Si la Côte d’Azur, perçue comme une terre promise où les artistes y puiseraient leur inspiration, peut apparaître comme une récupération politique à des fins touristiques, elle est aussi une unité d’appartenance territoriale et sociale, sorte de microcosme régi par une histoire, des références communes et des réseaux de relations étroits. Au sein de ce territoire, la capitale azuréenne se détache nettement. L’École de Nice regroupe sous un même vocable des artistes qui ne partagent en commun que le lieu de résidence. Étiquette facile pour rassembler l’ensemble des expérimentations esthétiques qui ont vu le jour à Nice et sur la Côte d’Azur à partir des années cinquante, cette école a pourtant été longtemps ignorée par le pouvoir politique local.

Celui-ci s’affirme pourtant de plus en plus grâce à la politique de décentralisation opérée dans les années quatre-vingt, amenant à une réorganisation des réseaux politico- artistiques azuréens et l’émergence de nouveaux acteurs politiques en région, agissant de concert avec les élus pour promouvoir l’art contemporain dans les collectivités locales. Le phénomène est accentué par la politique institutionnelle impulsée par François Mitterrand qui entraîne un renforcement du pouvoir de l’État en Région. Cette nouvelle donne régionale a pu être une source de luttes politico-esthétiques entre les divers organismes chargés des politiques culturelles. La particularité du système politique niçois fondé sur le « médeciniste », joint à la personnalisation du débat entre le ministre et le maire, exacerbée par la montée du Front National et la xénophobie, mettent ainsi en lumière les liens très forts entre la politique et la culture. Si depuis le départ précipité de Jacques Médecin, les relations entre l’État et les élus locaux se sont pacifiées, les artistes doivent s’inscrire dans un milieu où la part du politique est une donnée importante.

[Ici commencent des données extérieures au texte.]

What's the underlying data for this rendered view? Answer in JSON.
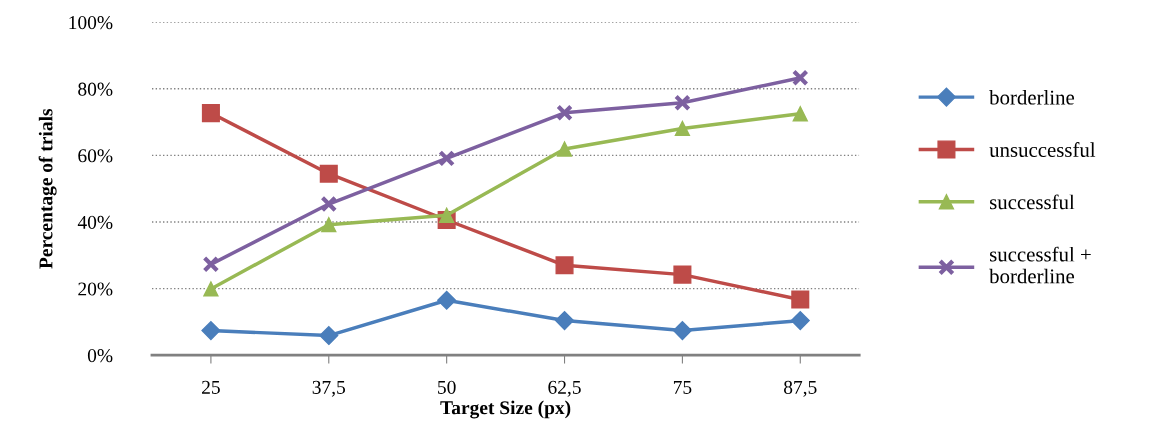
{
  "chart_data": {
    "type": "line",
    "xlabel": "Target Size (px)",
    "ylabel": "Percentage of trials",
    "categories": [
      "25",
      "37,5",
      "50",
      "62,5",
      "75",
      "87,5"
    ],
    "series": [
      {
        "name": "borderline",
        "color": "#4a7ebb",
        "marker": "diamond",
        "values": [
          7.4,
          5.9,
          16.5,
          10.4,
          7.4,
          10.4
        ]
      },
      {
        "name": "unsuccessful",
        "color": "#be4b48",
        "marker": "square",
        "values": [
          72.7,
          54.5,
          40.6,
          27.0,
          24.2,
          16.7
        ]
      },
      {
        "name": "successful",
        "color": "#98b954",
        "marker": "triangle",
        "values": [
          19.9,
          39.2,
          42.0,
          61.9,
          68.1,
          72.5
        ]
      },
      {
        "name": "successful + borderline",
        "color": "#7d60a0",
        "marker": "cross",
        "values": [
          27.3,
          45.4,
          59.1,
          72.8,
          75.8,
          83.3
        ]
      }
    ],
    "ylim": [
      0,
      100
    ],
    "yticks": [
      {
        "value": 0,
        "label": "0%"
      },
      {
        "value": 20,
        "label": "20%"
      },
      {
        "value": 40,
        "label": "40%"
      },
      {
        "value": 60,
        "label": "60%"
      },
      {
        "value": 80,
        "label": "80%"
      },
      {
        "value": 100,
        "label": "100%"
      }
    ],
    "grid": "y",
    "legend": "right",
    "line_style": "solid"
  }
}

L’État et les collectivités étant particulièrement interventionnistes dans le domaine des Arts Plastiques, le rapport de l’artiste au marché s’est donc transformé amenant à l’émergence de deux réseaux : l’un étant orienté vers le marché et la spéculation financière, le deuxième étant davantage orienté vers les musées et autres institutions issus de la politique culturelle en matière artistique.